Before you make the switch

Some other notes for investors who considering taking advantage of dual-currency accounts at RBC Direct Investing:

  • The option is available for the whole range of retirement accounts, such as Registered Retirement Income Funds (RRIFs) and Locked-In Retirement Accounts (LIRAs). The one important exception is Registered Education Savings Plans (RESPs), which cannot hold US dollars.
  • To move US dollars in and out of your RBC Direct Investing account, you’ll need to open a US-dollar bank account with RBC. You can’t use a US-dollar account from another bank.
  • No US-dollar bank account? You might consider using Norbert’s gambit, a way of sidestepping currency conversion fees in an investment account.
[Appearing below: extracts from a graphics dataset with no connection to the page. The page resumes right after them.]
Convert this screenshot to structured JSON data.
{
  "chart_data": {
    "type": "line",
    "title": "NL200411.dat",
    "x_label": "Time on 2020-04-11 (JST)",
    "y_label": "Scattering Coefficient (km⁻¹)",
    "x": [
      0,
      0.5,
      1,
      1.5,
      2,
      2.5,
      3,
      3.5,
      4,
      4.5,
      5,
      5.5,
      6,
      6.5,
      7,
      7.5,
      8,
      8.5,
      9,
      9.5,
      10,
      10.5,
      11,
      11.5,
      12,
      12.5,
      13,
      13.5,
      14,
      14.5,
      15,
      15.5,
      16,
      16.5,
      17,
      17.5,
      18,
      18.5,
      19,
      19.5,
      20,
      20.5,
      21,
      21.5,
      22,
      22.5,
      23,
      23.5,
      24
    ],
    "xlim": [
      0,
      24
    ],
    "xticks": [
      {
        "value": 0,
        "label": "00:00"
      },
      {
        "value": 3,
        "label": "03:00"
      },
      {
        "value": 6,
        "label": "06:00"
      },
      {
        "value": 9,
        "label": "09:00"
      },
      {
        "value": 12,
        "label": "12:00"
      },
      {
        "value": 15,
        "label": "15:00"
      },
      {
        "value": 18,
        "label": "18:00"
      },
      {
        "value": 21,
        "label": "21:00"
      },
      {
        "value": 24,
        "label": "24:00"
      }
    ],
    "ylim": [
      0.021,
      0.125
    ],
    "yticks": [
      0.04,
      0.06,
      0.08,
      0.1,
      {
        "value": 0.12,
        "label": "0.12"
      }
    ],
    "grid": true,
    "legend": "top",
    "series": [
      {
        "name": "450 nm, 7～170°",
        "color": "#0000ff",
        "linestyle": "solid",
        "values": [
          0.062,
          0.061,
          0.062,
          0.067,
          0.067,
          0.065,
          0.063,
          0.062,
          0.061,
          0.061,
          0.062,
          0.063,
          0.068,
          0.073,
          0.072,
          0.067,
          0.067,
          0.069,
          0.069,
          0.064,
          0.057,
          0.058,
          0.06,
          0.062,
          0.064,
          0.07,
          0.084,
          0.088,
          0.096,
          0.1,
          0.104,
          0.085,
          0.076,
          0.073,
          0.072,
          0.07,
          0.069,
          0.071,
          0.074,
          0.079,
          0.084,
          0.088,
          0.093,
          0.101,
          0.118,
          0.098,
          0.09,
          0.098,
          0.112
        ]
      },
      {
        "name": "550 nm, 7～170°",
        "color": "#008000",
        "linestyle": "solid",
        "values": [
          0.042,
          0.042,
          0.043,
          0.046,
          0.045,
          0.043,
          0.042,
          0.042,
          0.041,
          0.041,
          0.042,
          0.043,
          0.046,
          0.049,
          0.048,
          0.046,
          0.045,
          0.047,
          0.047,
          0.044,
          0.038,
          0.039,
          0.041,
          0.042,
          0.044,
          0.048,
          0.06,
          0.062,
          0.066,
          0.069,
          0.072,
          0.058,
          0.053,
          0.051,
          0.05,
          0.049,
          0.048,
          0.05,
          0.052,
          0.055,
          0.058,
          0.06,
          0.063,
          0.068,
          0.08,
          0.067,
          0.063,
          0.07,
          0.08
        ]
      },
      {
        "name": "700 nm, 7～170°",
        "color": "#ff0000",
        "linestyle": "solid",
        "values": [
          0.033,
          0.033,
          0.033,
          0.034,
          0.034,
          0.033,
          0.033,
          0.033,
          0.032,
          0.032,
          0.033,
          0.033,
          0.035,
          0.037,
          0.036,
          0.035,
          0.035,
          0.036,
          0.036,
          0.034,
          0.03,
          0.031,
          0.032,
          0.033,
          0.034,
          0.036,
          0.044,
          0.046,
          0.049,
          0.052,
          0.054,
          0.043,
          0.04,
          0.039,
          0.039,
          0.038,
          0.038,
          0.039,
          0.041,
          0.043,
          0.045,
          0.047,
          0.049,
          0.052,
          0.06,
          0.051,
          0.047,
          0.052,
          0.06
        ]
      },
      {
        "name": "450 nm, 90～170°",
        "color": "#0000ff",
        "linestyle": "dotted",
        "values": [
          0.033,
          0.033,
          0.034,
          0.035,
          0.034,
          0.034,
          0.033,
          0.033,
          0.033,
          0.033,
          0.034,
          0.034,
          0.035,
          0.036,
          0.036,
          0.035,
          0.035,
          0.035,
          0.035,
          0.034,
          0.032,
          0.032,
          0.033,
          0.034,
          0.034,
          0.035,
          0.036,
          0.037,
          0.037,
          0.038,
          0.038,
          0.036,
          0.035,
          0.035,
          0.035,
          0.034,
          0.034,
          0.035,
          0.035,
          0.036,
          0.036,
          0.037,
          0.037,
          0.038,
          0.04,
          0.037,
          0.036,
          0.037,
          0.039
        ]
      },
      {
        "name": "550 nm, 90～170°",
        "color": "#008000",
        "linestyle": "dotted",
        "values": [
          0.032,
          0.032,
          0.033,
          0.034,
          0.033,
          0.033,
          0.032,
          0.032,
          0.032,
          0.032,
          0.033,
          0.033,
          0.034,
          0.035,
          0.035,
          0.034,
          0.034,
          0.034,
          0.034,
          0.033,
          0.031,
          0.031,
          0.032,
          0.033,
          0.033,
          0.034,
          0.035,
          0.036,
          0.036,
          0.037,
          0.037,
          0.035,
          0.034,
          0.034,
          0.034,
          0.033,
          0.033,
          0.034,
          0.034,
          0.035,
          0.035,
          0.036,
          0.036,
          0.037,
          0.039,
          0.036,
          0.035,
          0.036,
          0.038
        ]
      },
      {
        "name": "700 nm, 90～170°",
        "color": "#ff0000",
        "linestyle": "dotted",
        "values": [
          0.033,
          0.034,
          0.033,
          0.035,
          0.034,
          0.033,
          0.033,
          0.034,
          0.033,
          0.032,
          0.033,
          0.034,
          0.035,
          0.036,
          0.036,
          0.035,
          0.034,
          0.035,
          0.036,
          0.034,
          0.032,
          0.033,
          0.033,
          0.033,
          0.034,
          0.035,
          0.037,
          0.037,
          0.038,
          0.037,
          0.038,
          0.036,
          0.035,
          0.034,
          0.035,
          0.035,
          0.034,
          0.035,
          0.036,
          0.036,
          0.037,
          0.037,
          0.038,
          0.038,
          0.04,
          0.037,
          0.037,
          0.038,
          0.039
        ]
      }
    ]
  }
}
Let’s say you want to buy $10,000 worth of a Vanguard ETF. You could deposit this sum in Canadian dollars, convert it using the gambit, then buy the ETF in US dollars. (This technique can be complicated, so read up on it first and employ it at your own risk.) This would also eliminate any confusion about RRSP or TFSA contribution limits, since the initial deposit would be in Canadian dollars.
  • US-listed ETFs are not eligible for dividend reinvestment plans through RBC — only individual stocks in the S&P 500 are eligible. But there’s still a benefit for investors who use US-listed funds: with a dual-currency account, you can receive dividends in US dollars and there’s no forced currency conversion. RRSP clients of all the other bank brokerages currently get dinged by foreign exchange fees of about 1.5% every time their ETFs pay a distribution.

The information in this post should not be construed as tax advice. Consult an accountant or other qualified advisor if you are unclear about any tax implications of using US dollars in a registered account.